Aku mengetahui sedikit soal pekerja seks komersial (PSK) di Solo dari temanku, saat kami mampir sebentar di Stasiun Balapan tahun 2019. Dia bercerita, “Ning sekitar kene, karo Lapangan Manahan, akeh PSK.” Kebetulan, tahun 2021, karena ada tugas Travel Writing, aku berkesempatan untuk melakukan usaha pembuktian. Menurut informasi gethok tular (informasi yang disampaikan dari mulut ke mulut), PSK banyak ditemui di sekitar stasiun. Seperti contohnya, Pasar Kembang, yang lokasinya di dekat Stasiun Tugu. Jadi, pikirku, informasi yang temanku berikan, bukan diada-ada. Ternyata, alasan banyaknya PSK di sekitar stasiun adalah untuk memuaskan hasrat seksual pekerja-pekerja yang membangun rel kereta. Itu dulu. Kalau sekarang, mungkin karena di dekat stasiun banyak dibangun hotel, asumsinya karena strategis dan praktis untuk orang-orang yang kelelahan sehabis menempuh perjalanan jauh. PSK menawarkan jasa untuk melepas kepenatan dan kelelahan, dan biasanya tempatnya, ya, di kamar-kamar. Kamar-kamar hotel.

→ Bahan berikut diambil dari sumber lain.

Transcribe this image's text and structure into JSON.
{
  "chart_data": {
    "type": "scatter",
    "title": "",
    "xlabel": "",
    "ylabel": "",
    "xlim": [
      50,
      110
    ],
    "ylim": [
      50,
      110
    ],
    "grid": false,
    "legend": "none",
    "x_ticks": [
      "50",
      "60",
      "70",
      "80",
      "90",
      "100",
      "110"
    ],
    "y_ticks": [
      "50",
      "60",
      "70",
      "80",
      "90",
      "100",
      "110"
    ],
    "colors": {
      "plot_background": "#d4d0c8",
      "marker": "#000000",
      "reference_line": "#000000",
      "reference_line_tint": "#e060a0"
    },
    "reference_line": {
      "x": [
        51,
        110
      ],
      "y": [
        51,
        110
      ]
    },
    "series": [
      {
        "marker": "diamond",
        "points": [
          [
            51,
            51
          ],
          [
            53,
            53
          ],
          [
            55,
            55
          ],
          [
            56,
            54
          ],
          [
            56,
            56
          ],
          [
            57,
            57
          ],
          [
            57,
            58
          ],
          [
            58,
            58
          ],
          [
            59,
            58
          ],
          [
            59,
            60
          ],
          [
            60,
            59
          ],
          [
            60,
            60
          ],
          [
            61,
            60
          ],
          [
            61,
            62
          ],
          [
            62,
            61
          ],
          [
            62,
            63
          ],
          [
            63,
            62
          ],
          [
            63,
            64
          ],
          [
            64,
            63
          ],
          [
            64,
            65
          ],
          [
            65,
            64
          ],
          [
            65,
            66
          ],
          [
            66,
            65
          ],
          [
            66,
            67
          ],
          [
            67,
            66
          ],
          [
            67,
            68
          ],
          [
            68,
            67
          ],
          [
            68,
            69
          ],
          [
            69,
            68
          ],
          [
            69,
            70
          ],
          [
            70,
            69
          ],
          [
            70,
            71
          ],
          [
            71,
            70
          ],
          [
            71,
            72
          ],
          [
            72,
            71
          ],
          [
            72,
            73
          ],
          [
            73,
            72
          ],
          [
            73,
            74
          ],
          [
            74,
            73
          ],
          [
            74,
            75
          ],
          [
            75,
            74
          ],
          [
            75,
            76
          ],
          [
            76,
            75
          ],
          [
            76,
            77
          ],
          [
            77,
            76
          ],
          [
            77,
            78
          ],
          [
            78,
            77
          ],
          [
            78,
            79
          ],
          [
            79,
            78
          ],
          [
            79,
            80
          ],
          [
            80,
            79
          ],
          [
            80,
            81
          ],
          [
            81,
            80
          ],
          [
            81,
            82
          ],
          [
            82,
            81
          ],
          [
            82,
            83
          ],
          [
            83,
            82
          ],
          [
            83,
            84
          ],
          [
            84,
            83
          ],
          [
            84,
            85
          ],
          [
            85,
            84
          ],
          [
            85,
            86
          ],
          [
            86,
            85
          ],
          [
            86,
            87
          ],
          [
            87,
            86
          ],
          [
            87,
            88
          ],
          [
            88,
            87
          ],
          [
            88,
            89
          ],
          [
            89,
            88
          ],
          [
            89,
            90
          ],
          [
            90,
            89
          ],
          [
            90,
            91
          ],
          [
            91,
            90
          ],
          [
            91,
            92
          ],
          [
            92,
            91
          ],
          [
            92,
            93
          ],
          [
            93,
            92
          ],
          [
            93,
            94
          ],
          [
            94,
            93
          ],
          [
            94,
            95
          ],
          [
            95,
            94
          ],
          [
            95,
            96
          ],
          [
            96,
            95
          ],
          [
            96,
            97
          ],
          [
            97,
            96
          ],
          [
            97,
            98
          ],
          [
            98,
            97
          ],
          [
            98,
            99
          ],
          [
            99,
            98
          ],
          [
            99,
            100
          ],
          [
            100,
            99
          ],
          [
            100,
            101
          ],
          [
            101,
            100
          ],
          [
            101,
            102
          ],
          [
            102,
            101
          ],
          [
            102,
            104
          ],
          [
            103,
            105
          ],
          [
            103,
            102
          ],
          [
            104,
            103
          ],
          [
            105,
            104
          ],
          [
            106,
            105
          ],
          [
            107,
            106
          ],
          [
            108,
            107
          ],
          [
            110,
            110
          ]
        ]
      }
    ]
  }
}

Perjalananku ke Solo dimulai hari Minggu, tanggal 30 Mei 2021 di Stasiun Lempuyangan. Aku naik KRL untuk pertama kalinya. “Mbak, beli kartu KRL di mana?” tanyaku pada mbak-mbak penjaga loket. “Di loket belakang, ya,” jawabnya. Aku melihat kilat matanya, menandakan frustasi dan kelelahan. Sepertinya, sudah banyak yang menanyakan hal serupa hari ini. Maaf, ya, Mbak. Aku membeli kartu KRL, harganya tiga puluh ribu. Tapi isinya cuma sepuluh ribu, jadi kutambahin sepuluh ribu lagi sekalian untuk pulang. Setelah menunggu sebentar, jam 17.30 akhirnya aku berangkat ke Solo. Suasana di kereta penuh sesak, kayaknya hari itu semua orang punya urusan di Solo. Aku berdiri sepanjang perjalanan.
Sesampainya di Solo, jam 18.55, aku mampir makan di angkringan. Pemilik angkringan bernama Pak Suharto. Beliau sudah berjualan di seberang Stasiun Balapan sejak tahun 1998. Setelah pesanan mie rebusku datang, aku ngobrol dan bertanya soal PSK di sana. “Pak, di sekitar sini, banyak PSK-nya ya?” langsung kutanya begitu, rasa penasaran sudah menggebu-gebu. Kebetulan, temanku, Fadhil, yang tinggal di Solo, datang menemaniku saat itu. Sebelum berangkat, aku membaca sebuah artikel di Tribun Solo, tentang “Mburi RRI”. RRI adalah Radio Republik Indonesia. Kalau di Solo, kantornya terletak di daerah Kestalan, dekat Stasiun Balapan. Pak Suharto bercerita, sebelum Gibran melakukan lokalisasi dan razia PSK besar-besaran, banyak PSK yang mangkal di sekitar kantor RRI. Beliau juga menambahkan setelah adanya razia, PSK baru bekerja jam dua ke atas. Kalau kita cari di internet, “Kestalan” dan “Mburi RRI” memang dikenal sebagai tempat kerja para PSK. Biasanya, PSK duduk di atas motor matic dan melakukan transaksi dengan pelanggan-pelanggan. “Sekarang pada pakai Michat,” tambah Pak Suharto. Michat adalah aplikasi sejenis WhatsApp, untuk ngobrol dan mencari teman. Bedanya, Michat ini bisa melacak pengguna di sekitar kita. Jadi, kita bisa memilih dan mencari teman tanpa harus punya nomernya. Fadhil langsung mengunduh aplikasi Michat, penelusuran kami pun dimulai.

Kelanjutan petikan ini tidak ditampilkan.